As pulsões são eventos naturais, mas precisam ser educadas e neste quesito concordamos com Schiller (1991) “as pulsões naturais” emanam da vida e por vezes são opostas. O sensível é corpóreo, parte da existência física do homem. Essa sensibilidade pode levar o sujeito a seguir as inclinações das paixões. Porém, viver apaixonadamente o tempo todo pode ser destrutivo. Por isso Schiller (1991) vai insistir no equilíbrio destacando a importância do impulso racional. O belo, para o filósofo, é justamente o encontro entre a sensibilidade e a racionalidade. Quem sabe a tarefa de uma educação para sensibilidade possa ser religar o sensível ao racional.

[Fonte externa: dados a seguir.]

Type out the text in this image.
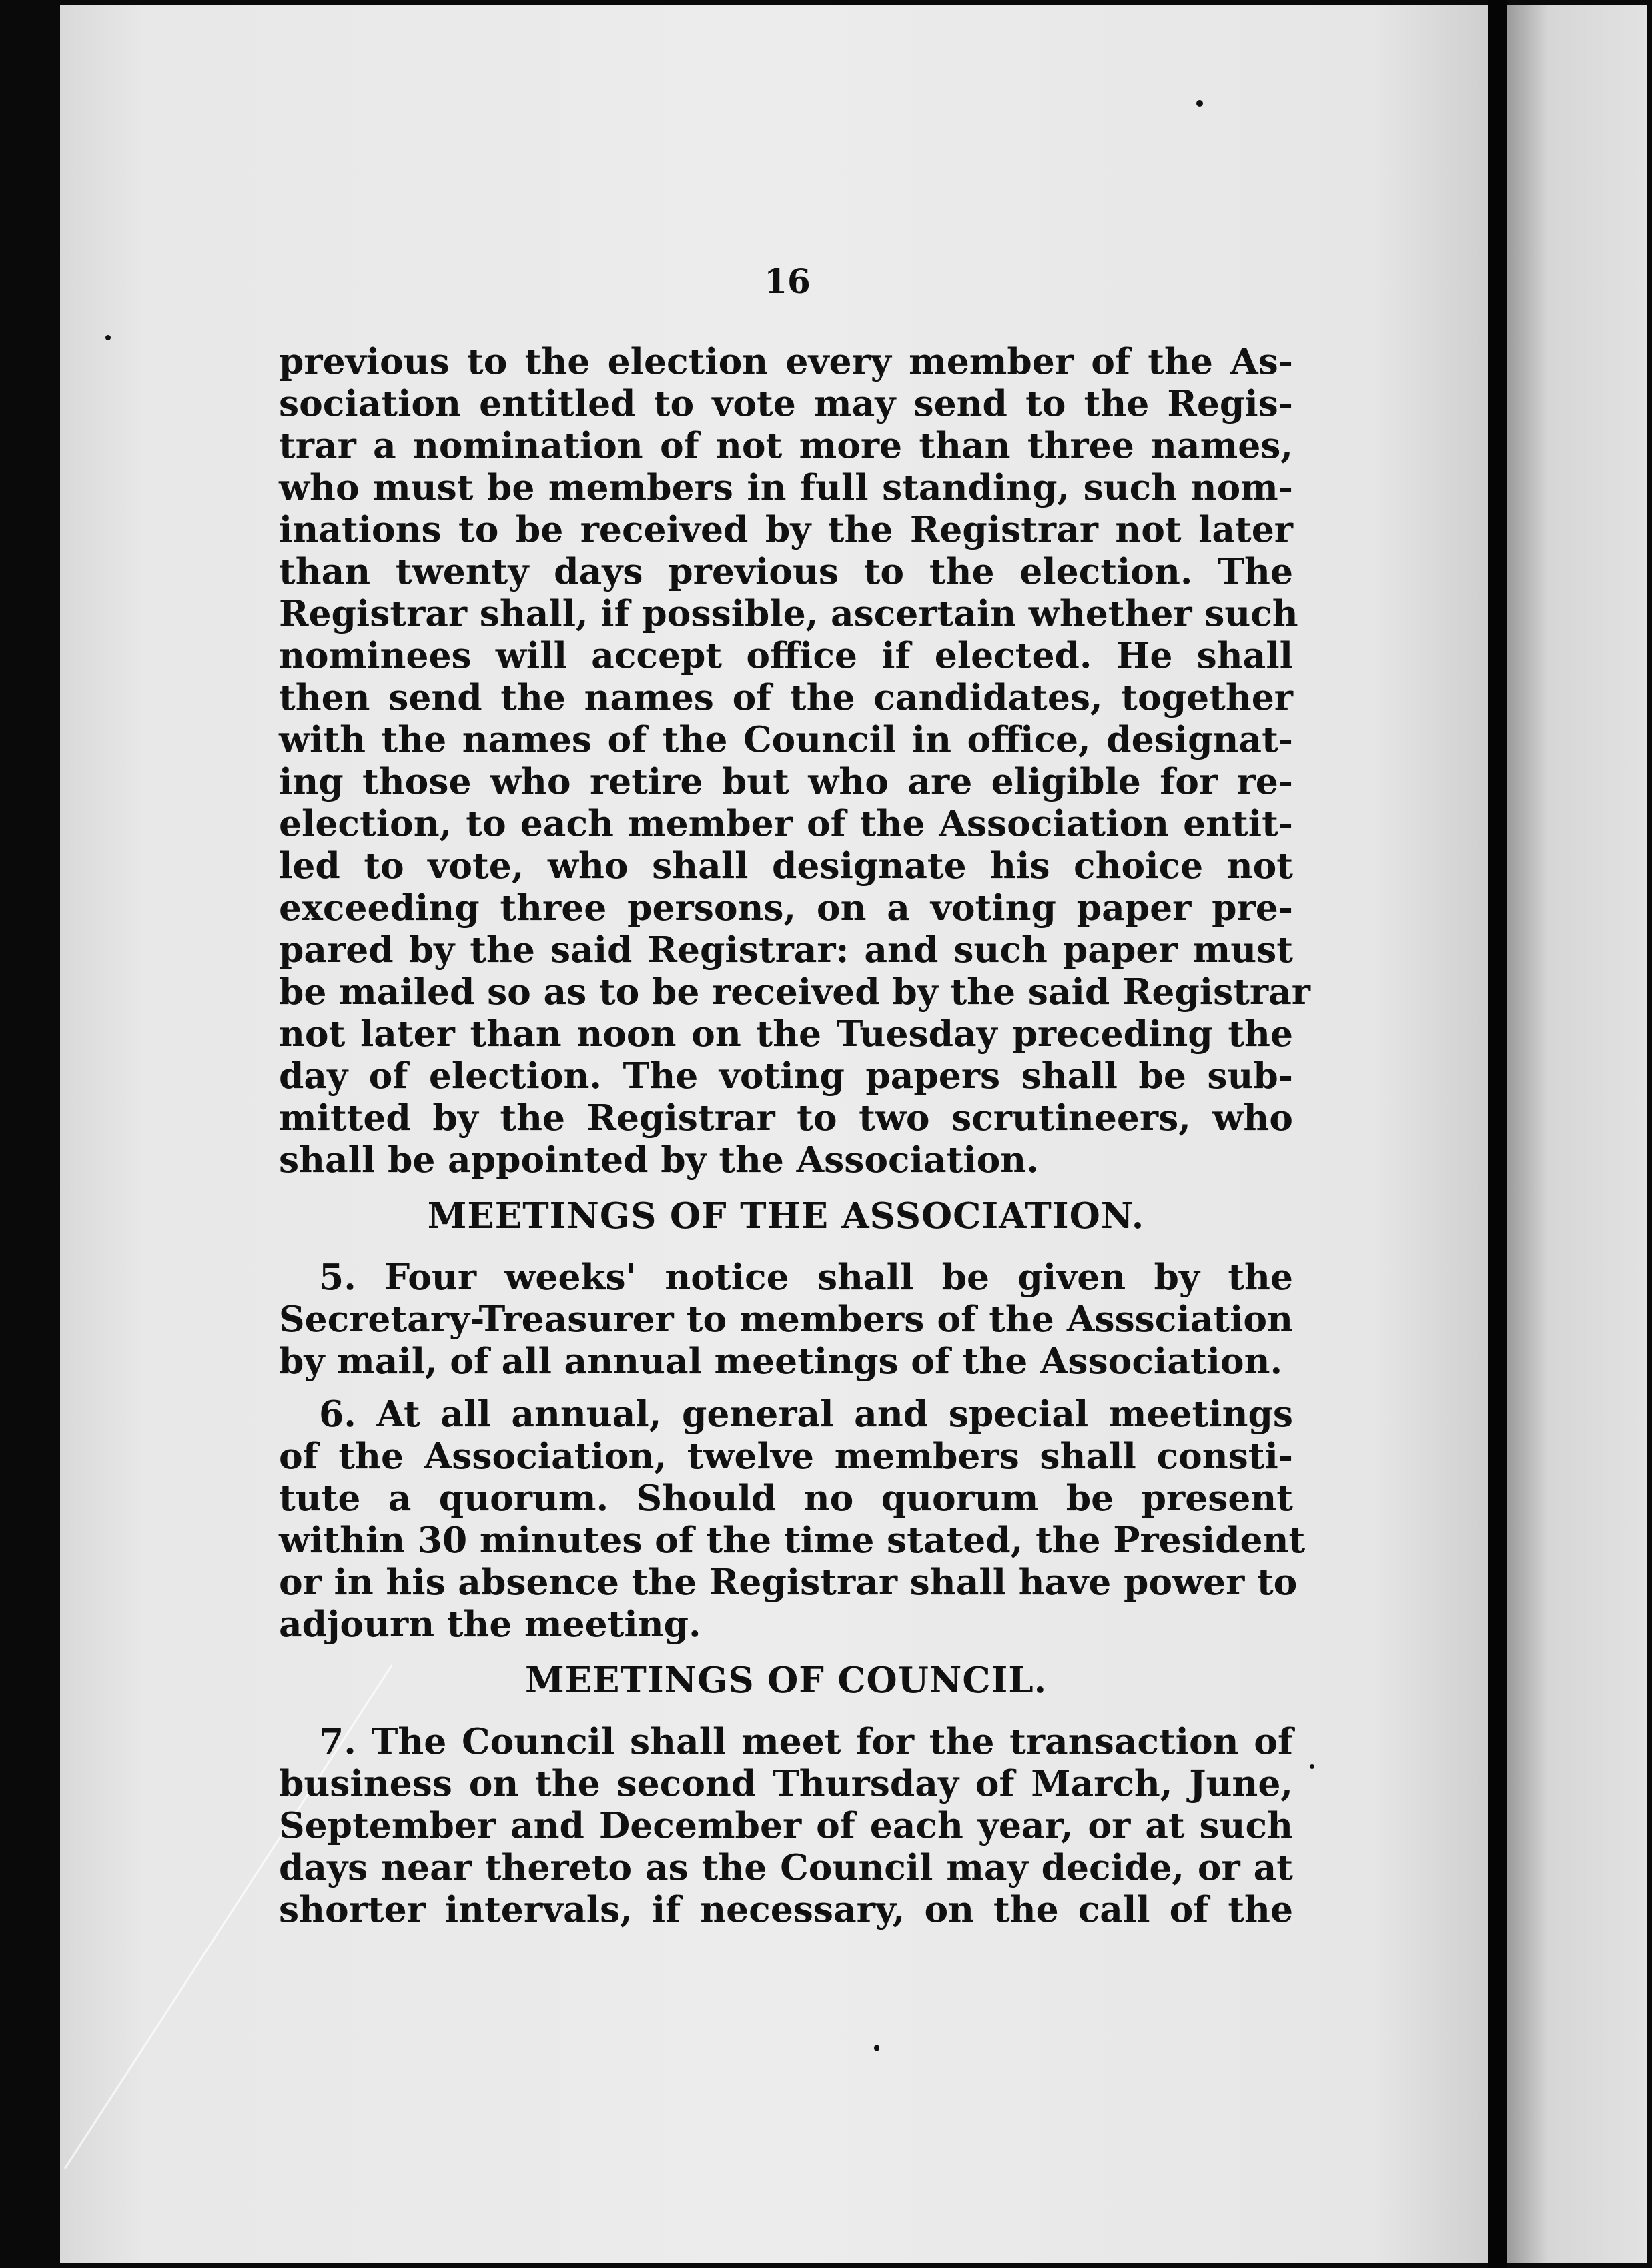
16
previous to the election every member of the As-
sociation entitled to vote may send to the Regis-
trar a nomination of not more than three names,
who must be members in full standing, such nom-
inations to be received by the Registrar not later
than twenty days previous to the election. The
Registrar shall, if possible, ascertain whether such
nominees will accept office if elected. He shall
then send the names of the candidates, together
with the names of the Council in office, designat-
ing those who retire but who are eligible for re-
election, to each member of the Association entit-
led to vote, who shall designate his choice not
exceeding three persons, on a voting paper pre-
pared by the said Registrar: and such paper must
be mailed so as to be received by the said Registrar
not later than noon on the Tuesday preceding the
day of election. The voting papers shall be sub-
mitted by the Registrar to two scrutineers, who
shall be appointed by the Association.
MEETINGS OF THE ASSOCIATION.
5. Four weeks' notice shall be given by the
Secretary-Treasurer to members of the Asssciation
by mail, of all annual meetings of the Association.
6. At all annual, general and special meetings
of the Association, twelve members shall consti-
tute a quorum. Should no quorum be present
within 30 minutes of the time stated, the President
or in his absence the Registrar shall have power to
adjourn the meeting.
MEETINGS OF COUNCIL.
7. The Council shall meet for the transaction of
business on the second Thursday of March, June,
September and December of each year, or at such
days near thereto as the Council may decide, or at
shorter intervals, if necessary, on the call of the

Sendo o teatro uma arte, sem dúvida, a experiência dele permitirá ao ser humano uma autocompreensão de seu “ser e estar no mundo”, além da expressão cênica e da narrativa que fazem a dramaturgia e que, por si só, já revela valor estético e educativo. Atividades dramáticas liberam a criatividade revigorando a potencialidade imaginativa do ser humano e sua capacidade para a improvisação. Que ser humano não brincou de “faz de conta”? Na infância representar papéis é algo espontâneo e revelador da situação interna e afetiva da criança. “As capacidades de expressão – relacionamento, espontaneidade, imaginação, observação e percepção – são inatas no ser humano, mas necessitam ser estimuladas e desenvolvidas, por meio de atividades dramáticas, musicais e plásticas” (Reverbel, 2009, p. 23).

Não significa dizer que teatro é um “faz de conta”.

Sabemos que teatro é feito por atores “com vivacidade intelectual, emoção verdadeira e corpo equilibrado” (Brook, 2011, p.14). Uma criação artística teatral requer pensamento, sentimento e corpo em perfeita harmonia. No espetáculo teatral alguns elementos são indispensáveis: ator, diretor, texto (personagem) e espectador. Para unir estes elementos exige-se trabalho duro. Muito estudo, ensaio, talento, dinamismo e comunicação. 

O que nos interessa aqui é entender que desde muito cedo o ser humano cria personagens para revelar-se e para comunicar algo ao mundo. Que possui grande capacidade imaginativa e que por meio de narrativas consegue envolver-se e envolver o espectador de tal forma que este se torna peça fundamental para o valor do espetáculo. Para Peter Brook (2011), a plateia é cumplice dos atores. Se isso não acontecer o espetáculo não faz sentido.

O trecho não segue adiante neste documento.